Para ilustrar essa vertente, os autores descrevem o caso da Universidade Federal da Integração Latino-Americana (UNILA), uma universidade inter-regional criada em 2007 na fronteira entre Argentina, Brasil e Paraguai, como parte do terceiro ciclo de expansão do ensino superior no Brasil. O primeiro ciclo de expansão se concentrou na expansão de acesso, enquanto o segundo ciclo teve como foco a reestruturação de universidades existentes. Diferentemente de outras universidades no Brasil, a UNILA oferece instrução plurilíngue e, ao contrário de outras universidades ocidentais, a UNILA se posiciona contra tendências hegemônicas, uma vez que sua missão não inclui aspirações de liderança, prestígio ou imperativos econômicos. A orientação da UNILA é um bom exemplo de como uma instituição pode repensar os padrões de reprodução de domínio.

Por fim, a quarta articulação, de translocalismo relacional (relational translocalism), é o que Stein et al. (2016) pensam ser possível para a internacionalização dentro da lógica do capitalismo global contemporâneo. Assim como na articulação antiopressiva, há um reconhecimento dos padrões de domínio e do fato de que ciclos de violência são produzidos por meio dessa lógica. Porém, além da crítica a tal lógica, há um compromisso em identificar a cumplicidade de cada um. Essa vertente está desiludida não apenas com o conteúdo, mas também com a forma do imaginário dominante global, reconhecido como sendo insustentável e prejudicial, por proporcionar prosperidade e segurança para alguns, em detrimento de outros que estão sujeitos à austeridade e à violência.

Como exemplo dessa articulação, Stein et al. (2016) citam um programa para estudantes internacionais (basicamente norte-americanos) no Brasil, coordenado por Bill Calhoun, em Fortaleza, para corrigir as origens e efeitos da pobreza existencial. Em sua chegada ao Brasil, os alunos (norte-americanos) são levados para favelas e ficam lá por várias semanas. No primeiro dia, eles têm um choque de realidade ao constatar que suas aspirações de “fazer a diferença” nos problemas brasileiros são efeitos de sua ideologia baseada na separabilidade e proteção de suas vantagens econômicas, negando a violência necessária para estabelecer essa vantagem.

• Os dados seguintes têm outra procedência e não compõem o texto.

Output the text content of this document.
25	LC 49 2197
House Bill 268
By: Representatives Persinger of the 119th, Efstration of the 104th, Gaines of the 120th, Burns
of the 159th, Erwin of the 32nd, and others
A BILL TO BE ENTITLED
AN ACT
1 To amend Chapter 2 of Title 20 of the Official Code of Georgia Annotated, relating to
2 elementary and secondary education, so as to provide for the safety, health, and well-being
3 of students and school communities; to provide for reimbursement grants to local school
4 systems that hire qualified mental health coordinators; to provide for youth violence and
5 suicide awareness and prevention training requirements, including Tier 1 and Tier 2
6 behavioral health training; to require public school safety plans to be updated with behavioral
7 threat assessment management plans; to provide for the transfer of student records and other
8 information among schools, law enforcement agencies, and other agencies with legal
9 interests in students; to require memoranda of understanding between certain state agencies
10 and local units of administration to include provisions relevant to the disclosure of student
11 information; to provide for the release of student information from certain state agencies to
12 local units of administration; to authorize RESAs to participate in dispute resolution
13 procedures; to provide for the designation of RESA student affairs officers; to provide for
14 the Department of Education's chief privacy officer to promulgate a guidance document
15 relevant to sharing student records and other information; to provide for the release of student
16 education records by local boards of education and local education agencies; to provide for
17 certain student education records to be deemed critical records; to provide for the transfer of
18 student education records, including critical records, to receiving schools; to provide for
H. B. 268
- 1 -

Nesse programa, a pobreza existencial envolve a redescoberta do sentido de conexão com o corpo de cada um, com forças criativas, com outras pessoas e seres, por meio de práticas estéticas e espirituais e engajamento intelectual crítico. Durante o programa, os alunos são colocados em organizações e movimentos sociais, por curtos períodos de tempo, como parte de uma rede que envolve comunidades indígenas, quilombolas e sem-terra, bem como Organizações Não Governamentais (ONGs) e governos locais. O objetivo do programa é o de estimular a autorreflexão da cumplicidade com estruturas violentas e não sustentáveis de sistemas globais.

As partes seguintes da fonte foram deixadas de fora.